Georges Zecchin has been appointed chief executive of Crédit Agricole (Suisse) in Asia. He will be based in Hong Kong and replaces Gilles Fratacci who was based in Singapore and left the bank at the beginning of this year.
Zecchin will be in charge of the teams in Singapore and Hong Kong and will supervise the growth of business in the region. The firm has said it will continue to grow its private banking operation, which has been its core business for more than 130 years.
"Crédit Agricole (Suisse) has decided to extend its private banking platform in Asia by expanding its local staff in order to take advantage of the burgeoning opportunities spurred by economic growth in the region," the firm said in a statement.
The bank has certainly been making steps in this direction. In May, China's largest stockbroker Citic Securities and Credit Agricole announced that they had inked a deal to combine their global brokerage and investment banking businesses.
Located in Hong Kong since 1894 through Banque de l'Indochine, the Hong Kong branch now employs 74 people and plans to hire more staff this year.
The Singapore branch has existed since 1905, also through Banque de l'Indochine.
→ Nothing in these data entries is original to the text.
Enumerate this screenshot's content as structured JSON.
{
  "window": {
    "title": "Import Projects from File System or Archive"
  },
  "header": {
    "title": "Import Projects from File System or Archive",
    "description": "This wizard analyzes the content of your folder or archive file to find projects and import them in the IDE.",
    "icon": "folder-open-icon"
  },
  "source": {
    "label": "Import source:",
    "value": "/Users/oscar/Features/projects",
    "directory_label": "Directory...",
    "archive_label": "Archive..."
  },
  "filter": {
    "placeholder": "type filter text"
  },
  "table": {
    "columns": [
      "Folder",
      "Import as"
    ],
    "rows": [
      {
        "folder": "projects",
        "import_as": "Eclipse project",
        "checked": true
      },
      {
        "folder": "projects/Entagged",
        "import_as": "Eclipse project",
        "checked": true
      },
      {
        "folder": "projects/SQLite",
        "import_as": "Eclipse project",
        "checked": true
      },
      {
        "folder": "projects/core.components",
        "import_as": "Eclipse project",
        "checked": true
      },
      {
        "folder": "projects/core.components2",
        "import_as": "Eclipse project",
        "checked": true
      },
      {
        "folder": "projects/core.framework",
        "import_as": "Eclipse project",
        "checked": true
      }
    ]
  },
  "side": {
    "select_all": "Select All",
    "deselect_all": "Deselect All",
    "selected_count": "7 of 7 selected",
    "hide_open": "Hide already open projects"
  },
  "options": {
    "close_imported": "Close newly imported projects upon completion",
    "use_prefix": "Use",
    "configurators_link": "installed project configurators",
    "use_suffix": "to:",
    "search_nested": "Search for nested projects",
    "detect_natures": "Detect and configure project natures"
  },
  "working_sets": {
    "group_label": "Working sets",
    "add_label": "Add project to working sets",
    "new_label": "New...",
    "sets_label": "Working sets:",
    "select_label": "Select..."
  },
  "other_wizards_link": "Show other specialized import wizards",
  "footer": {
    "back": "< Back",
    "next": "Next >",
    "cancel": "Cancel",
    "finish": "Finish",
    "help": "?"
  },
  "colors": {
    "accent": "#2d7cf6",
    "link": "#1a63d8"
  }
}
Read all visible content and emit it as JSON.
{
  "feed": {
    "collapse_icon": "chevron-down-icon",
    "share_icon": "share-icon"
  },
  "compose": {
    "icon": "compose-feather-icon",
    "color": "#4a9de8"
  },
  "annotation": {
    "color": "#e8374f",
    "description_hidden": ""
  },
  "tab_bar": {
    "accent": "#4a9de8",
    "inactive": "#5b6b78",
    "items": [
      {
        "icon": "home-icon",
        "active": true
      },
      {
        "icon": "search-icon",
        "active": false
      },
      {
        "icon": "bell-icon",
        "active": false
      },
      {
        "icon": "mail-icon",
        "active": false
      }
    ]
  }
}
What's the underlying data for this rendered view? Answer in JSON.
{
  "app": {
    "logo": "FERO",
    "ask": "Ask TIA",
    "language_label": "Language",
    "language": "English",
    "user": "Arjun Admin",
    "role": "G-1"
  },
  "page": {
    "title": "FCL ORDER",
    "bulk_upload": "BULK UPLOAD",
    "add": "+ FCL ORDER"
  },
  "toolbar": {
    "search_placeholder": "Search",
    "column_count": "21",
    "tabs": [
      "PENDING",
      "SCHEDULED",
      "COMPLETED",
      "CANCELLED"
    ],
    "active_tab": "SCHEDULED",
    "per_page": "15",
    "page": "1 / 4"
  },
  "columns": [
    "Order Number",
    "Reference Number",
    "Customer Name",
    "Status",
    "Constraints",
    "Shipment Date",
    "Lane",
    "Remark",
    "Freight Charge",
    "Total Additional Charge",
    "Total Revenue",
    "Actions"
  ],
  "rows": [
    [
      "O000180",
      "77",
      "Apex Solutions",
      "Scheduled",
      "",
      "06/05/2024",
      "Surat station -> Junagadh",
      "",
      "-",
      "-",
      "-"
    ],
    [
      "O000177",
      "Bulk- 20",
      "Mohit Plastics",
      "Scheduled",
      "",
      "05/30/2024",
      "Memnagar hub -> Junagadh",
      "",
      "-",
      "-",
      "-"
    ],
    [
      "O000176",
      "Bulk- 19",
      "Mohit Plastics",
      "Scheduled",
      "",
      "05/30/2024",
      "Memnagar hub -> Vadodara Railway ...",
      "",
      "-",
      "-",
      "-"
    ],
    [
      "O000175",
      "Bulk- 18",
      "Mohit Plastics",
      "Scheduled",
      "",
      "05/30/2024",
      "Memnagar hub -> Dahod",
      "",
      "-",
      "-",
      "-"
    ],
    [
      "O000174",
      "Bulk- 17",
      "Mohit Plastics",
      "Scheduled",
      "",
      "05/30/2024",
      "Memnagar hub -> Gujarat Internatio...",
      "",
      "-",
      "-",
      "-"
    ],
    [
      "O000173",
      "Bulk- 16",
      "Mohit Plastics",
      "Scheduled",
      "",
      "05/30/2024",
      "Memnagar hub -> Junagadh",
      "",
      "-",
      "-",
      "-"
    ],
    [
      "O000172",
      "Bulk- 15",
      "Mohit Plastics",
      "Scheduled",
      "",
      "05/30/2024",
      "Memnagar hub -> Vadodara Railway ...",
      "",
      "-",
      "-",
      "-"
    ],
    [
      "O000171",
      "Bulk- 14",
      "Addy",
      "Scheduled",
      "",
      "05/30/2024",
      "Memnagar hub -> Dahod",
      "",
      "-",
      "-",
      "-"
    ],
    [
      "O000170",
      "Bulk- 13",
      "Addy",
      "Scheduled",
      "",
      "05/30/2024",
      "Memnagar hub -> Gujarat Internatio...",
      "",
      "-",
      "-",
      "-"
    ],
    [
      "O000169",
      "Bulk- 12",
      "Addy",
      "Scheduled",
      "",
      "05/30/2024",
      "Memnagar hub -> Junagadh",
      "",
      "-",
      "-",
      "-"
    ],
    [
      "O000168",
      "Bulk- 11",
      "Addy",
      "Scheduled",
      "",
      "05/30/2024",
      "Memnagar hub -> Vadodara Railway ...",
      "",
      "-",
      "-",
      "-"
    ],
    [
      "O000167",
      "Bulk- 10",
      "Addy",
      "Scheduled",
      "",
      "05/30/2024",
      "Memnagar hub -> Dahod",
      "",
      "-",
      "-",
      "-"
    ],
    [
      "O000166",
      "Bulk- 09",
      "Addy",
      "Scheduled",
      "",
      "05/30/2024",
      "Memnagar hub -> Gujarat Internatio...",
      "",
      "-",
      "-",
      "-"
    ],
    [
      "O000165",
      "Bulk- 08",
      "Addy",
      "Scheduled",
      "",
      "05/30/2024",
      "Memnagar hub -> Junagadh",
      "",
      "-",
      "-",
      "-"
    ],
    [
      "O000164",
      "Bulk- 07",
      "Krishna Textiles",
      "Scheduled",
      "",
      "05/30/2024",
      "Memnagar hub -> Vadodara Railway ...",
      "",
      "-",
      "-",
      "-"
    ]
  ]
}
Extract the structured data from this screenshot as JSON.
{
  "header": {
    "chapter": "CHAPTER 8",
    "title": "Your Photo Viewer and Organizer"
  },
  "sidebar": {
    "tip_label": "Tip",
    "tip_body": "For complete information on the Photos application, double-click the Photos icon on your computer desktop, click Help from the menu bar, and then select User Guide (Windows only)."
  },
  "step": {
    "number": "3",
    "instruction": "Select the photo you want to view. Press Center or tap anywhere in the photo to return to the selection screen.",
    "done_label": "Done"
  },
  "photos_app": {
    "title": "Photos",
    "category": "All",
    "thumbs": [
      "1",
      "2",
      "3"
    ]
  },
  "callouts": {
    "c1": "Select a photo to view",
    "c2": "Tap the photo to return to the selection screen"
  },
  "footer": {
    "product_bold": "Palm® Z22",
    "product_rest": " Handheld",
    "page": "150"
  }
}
In March 2005, it was renamed Crédit Agricole (Suisse) and currently employs 65 people.
Zecchin began his career in 1974 as a forex dealer. Ten years later, he decided to focus on law, earning a master of law at the University of Geneva. In 1989 he was admitted to the Geneva Bar. He worked first as a partner for a law firm and then as head of the legal department at the Swiss People's Bank. From 1995 to 2001, Zecchin was an investigating magistrate specialising in complex criminal cases with the Geneva judicial authorities.
He joined Crédit Agricole (Suisse) in 2001 as head of compliance. He was subsequently appointed corporate secretary and became a member of the bank's executive committee and of the general management committee. In these positions he dealt with all the legal and regulatory issues concerning the bank, both in Switzerland and internationally, and supervised more than 60 employees in offices around the world (Switzerland, Singapore, Hong Kong and the Bahamas). He also acquired considerable experience in the prevention of money laundering, corruption and terrorist financing.